Herberg’s popularization of the Triple Melting Pot theory appeared in his 1954 book Protestant, Catholic, Jew, which rolled off the presses in the same year that the Supreme Court handed down its Brown vs. Board of Education ruling, which inaugurated the current wave of racial consciousness in America. But that was over the horizon of time in 1954. During the years immediately following its publication, Protestant, Catholic, Jew became a best-seller, garnering over 40 reviews in the year following its publication and dominating the discussion of ethnicity for influential figures like Nathan Glazer and Daniel Patrick Moynihan.
Within a decade of its publication, however, sociologists were saying that Herberg’s analysis was outdated because it ignored race. Herberg ran afoul of both the universalists, who claimed that there was only a single melting pot and one undifferentiated American group, and the ethnic particularism of the sort defended by Michael Novak in his mid-1970s book The Rise of the Unmeltable Ethnics. “With the rise of race as a serious social concern, and with the defense of group rights and ethnic particularism, Herberg’s star declined.”
Schulz says that Herberg failed to understand that there was “a contested middle ground” missing from Herberg’s discussion of the Triple Melting Pot. Unfortunately, Schulz failed to identify what it was. Schulz failed to see that the missing “contested middle ground” is ethnicity.
Because of his background, Sam found any clear understanding of either religion or ethnicity problematic. Sam Francis was born in 1947 in Chattanooga, Tennessee at a time when the main ethnic indicators were racial. “Down South,” as Dorothy Tillman later famously stated, “you were either black or white. You wasn’t Irish or Polish or all of this.”

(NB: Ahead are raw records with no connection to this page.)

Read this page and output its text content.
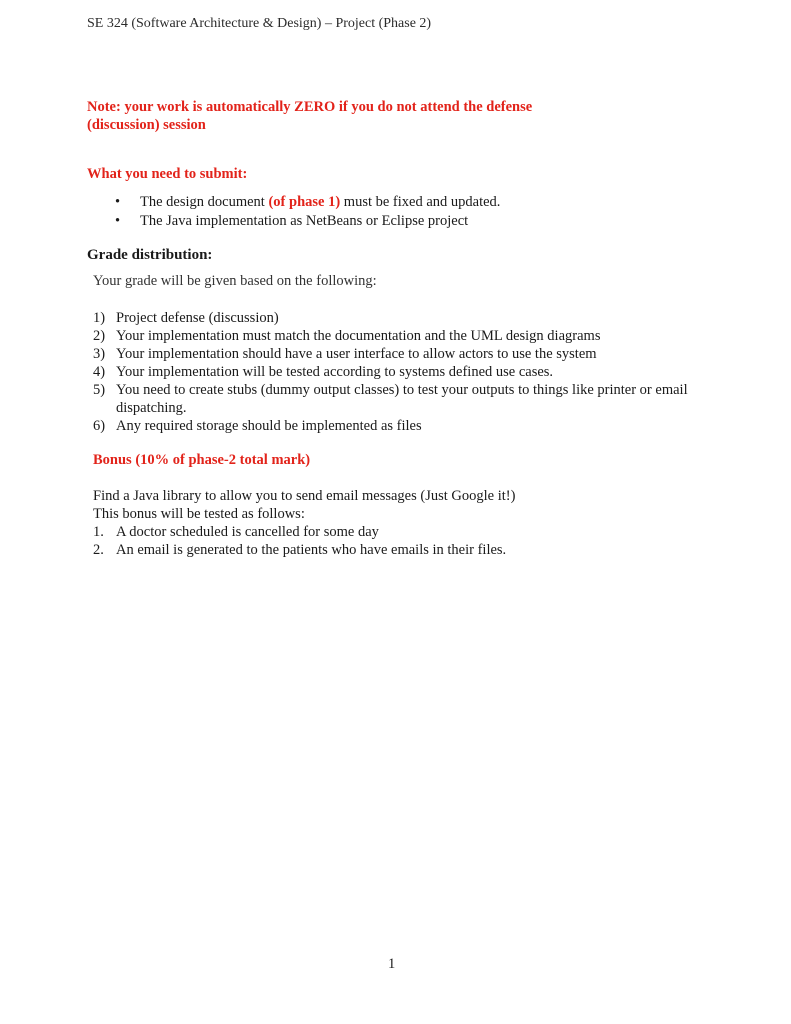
SE 324 (Software Architecture & Design) – Project (Phase 2)
Note: your work is automatically ZERO if you do not attend the defense (discussion) session
What you need to submit:
•	The design document (of phase 1) must be fixed and updated.
•	The Java implementation as NetBeans or Eclipse project
Grade distribution:
Your grade will be given based on the following:
1) Project defense (discussion)
2) Your implementation must match the documentation and the UML design diagrams
3) Your implementation should have a user interface to allow actors to use the system
4) Your implementation will be tested according to systems defined use cases.
5) You need to create stubs (dummy output classes) to test your outputs to things like printer or email dispatching.
6) Any required storage should be implemented as files
Bonus (10% of phase-2 total mark)
Find a Java library to allow you to send email messages (Just Google it!)
This bonus will be tested as follows:
1. A doctor scheduled is cancelled for some day
2. An email is generated to the patients who have emails in their files.
1
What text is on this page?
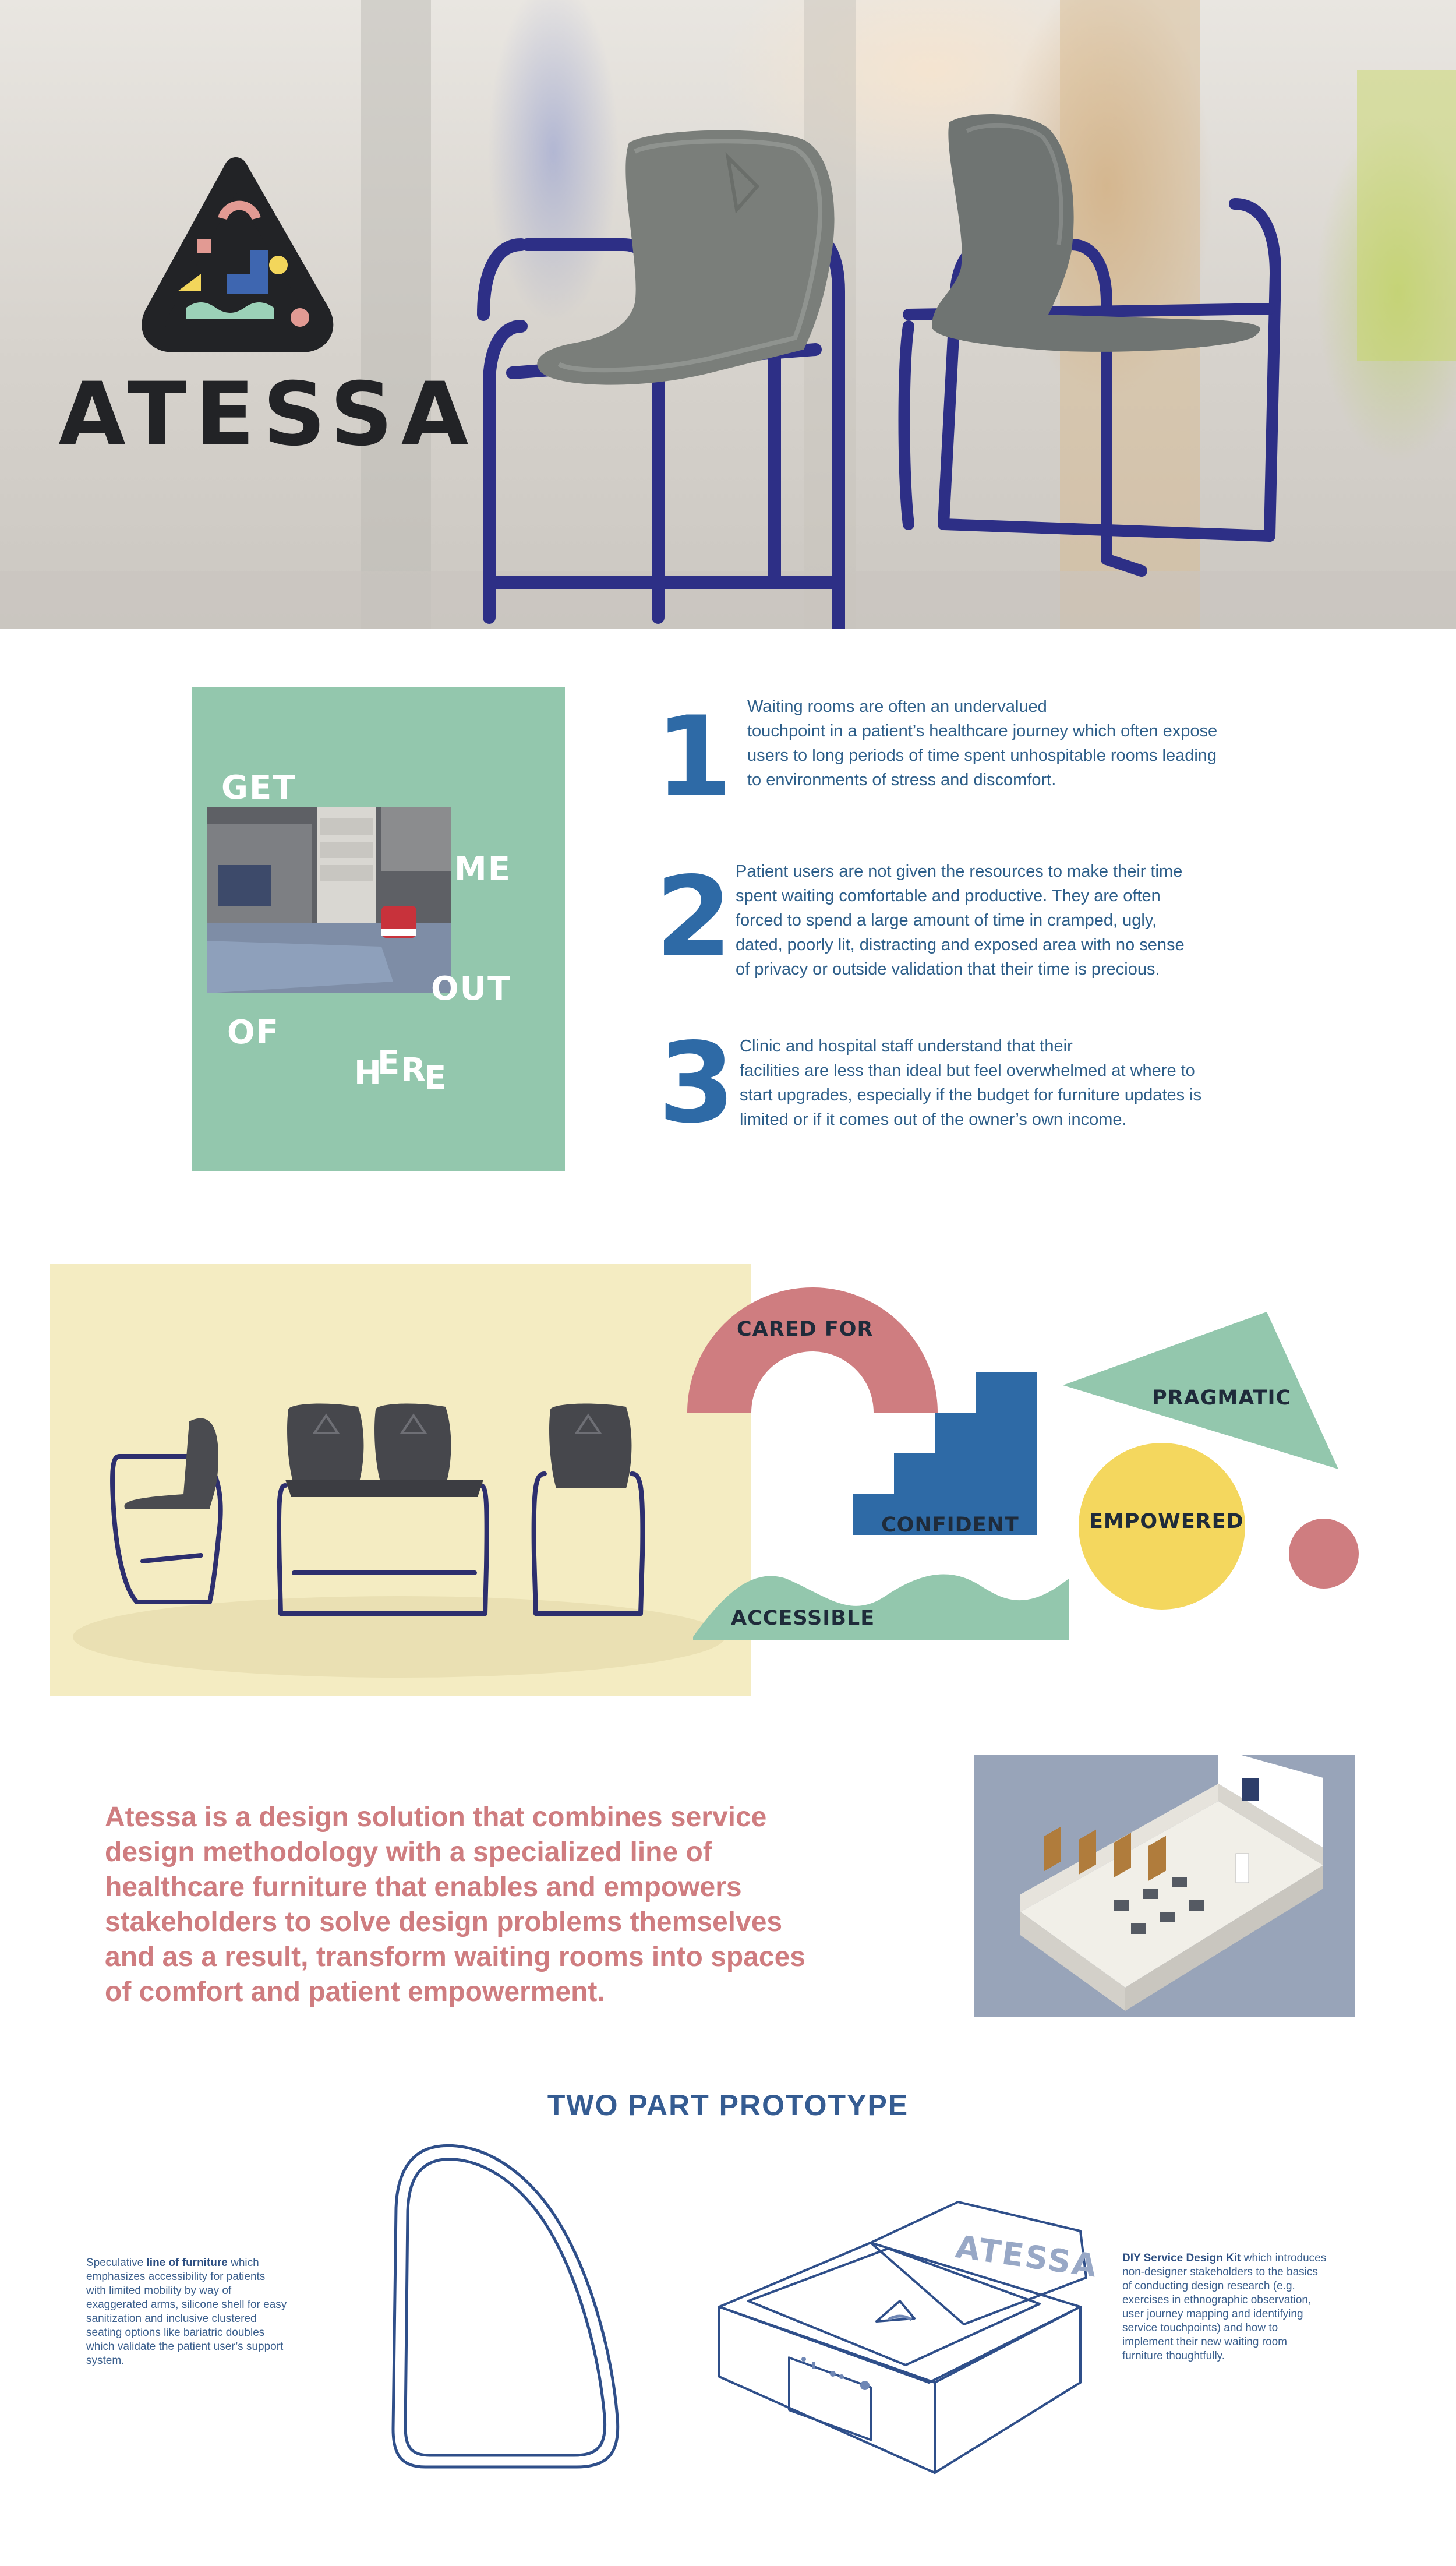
ATESSA
GET
ME
OUT
OF
H
E R
E
1 Waiting rooms are often an undervalued
touchpoint in a patient’s healthcare journey which often expose
users to long periods of time spent unhospitable rooms leading
to environments of stress and discomfort.
2 Patient users are not given the resources to make their time
spent waiting comfortable and productive. They are often
forced to spend a large amount of time in cramped, ugly,
dated, poorly lit, distracting and exposed area with no sense
of privacy or outside validation that their time is precious.
3 Clinic and hospital staff understand that their
facilities are less than ideal but feel overwhelmed at where to
start upgrades, especially if the budget for furniture updates is
limited or if it comes out of the owner’s own income.
CARED FOR
PRAGMATIC
CONFIDENT	EMPOWERED
ACCESSIBLE
Atessa is a design solution that combines service
design methodology with a specialized line of
healthcare furniture that enables and empowers
stakeholders to solve design problems themselves
and as a result, transform waiting rooms into spaces
of comfort and patient empowerment.
TWO PART PROTOTYPE
Speculative line of furniture which
emphasizes accessibility for patients
with limited mobility by way of
exaggerated arms, silicone shell for easy
sanitization and inclusive clustered
seating options like bariatric doubles
which validate the patient user’s support
system.
ATESSA DIY Service Design Kit which introduces
non-designer stakeholders to the basics
of conducting design research (e.g.
exercises in ethnographic observation,
user journey mapping and identifying
service touchpoints) and how to
implement their new waiting room
furniture thoughtfully.
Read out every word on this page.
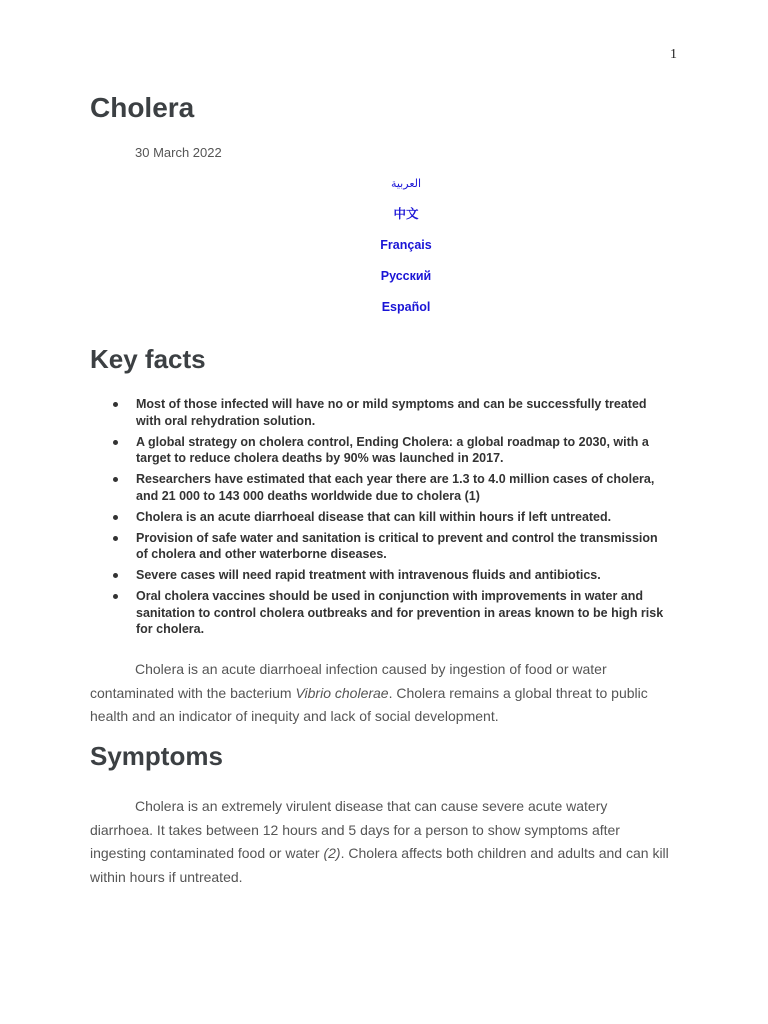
1
Cholera
30 March 2022
العربية
中文
Français
Русский
Español
Key facts
Most of those infected will have no or mild symptoms and can be successfully treated with oral rehydration solution.
A global strategy on cholera control, Ending Cholera: a global roadmap to 2030, with a target to reduce cholera deaths by 90% was launched in 2017.
Researchers have estimated that each year there are 1.3 to 4.0 million cases of cholera, and 21 000 to 143 000 deaths worldwide due to cholera (1)
Cholera is an acute diarrhoeal disease that can kill within hours if left untreated.
Provision of safe water and sanitation is critical to prevent and control the transmission of cholera and other waterborne diseases.
Severe cases will need rapid treatment with intravenous fluids and antibiotics.
Oral cholera vaccines should be used in conjunction with improvements in water and sanitation to control cholera outbreaks and for prevention in areas known to be high risk for cholera.

Cholera is an acute diarrhoeal infection caused by ingestion of food or water contaminated with the bacterium Vibrio cholerae. Cholera remains a global threat to public health and an indicator of inequity and lack of social development.

Symptoms

Cholera is an extremely virulent disease that can cause severe acute watery diarrhoea. It takes between 12 hours and 5 days for a person to show symptoms after ingesting contaminated food or water (2). Cholera affects both children and adults and can kill within hours if untreated.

Sam came from a time and place that had little to no understanding of ethnicity as it existed in America. He was presumably raised as a Christian, but by the time he received his doctorate from the University of North Carolina in British history, he was a thoroughgoing materialist and skeptic, who drew his intellectual categories from Machiavelli in politics and David Hume in philosophy. Sam “accepted the materialism and secularism which lay at the basis of modern thought, rejecting the primacy of metaphysics and theology.” More importantly in terms of Francis’s intellectual development, he accepted modernity’s description of political life as “an unending contest for power, emphasizing the human appetite for power as our overriding social passion.”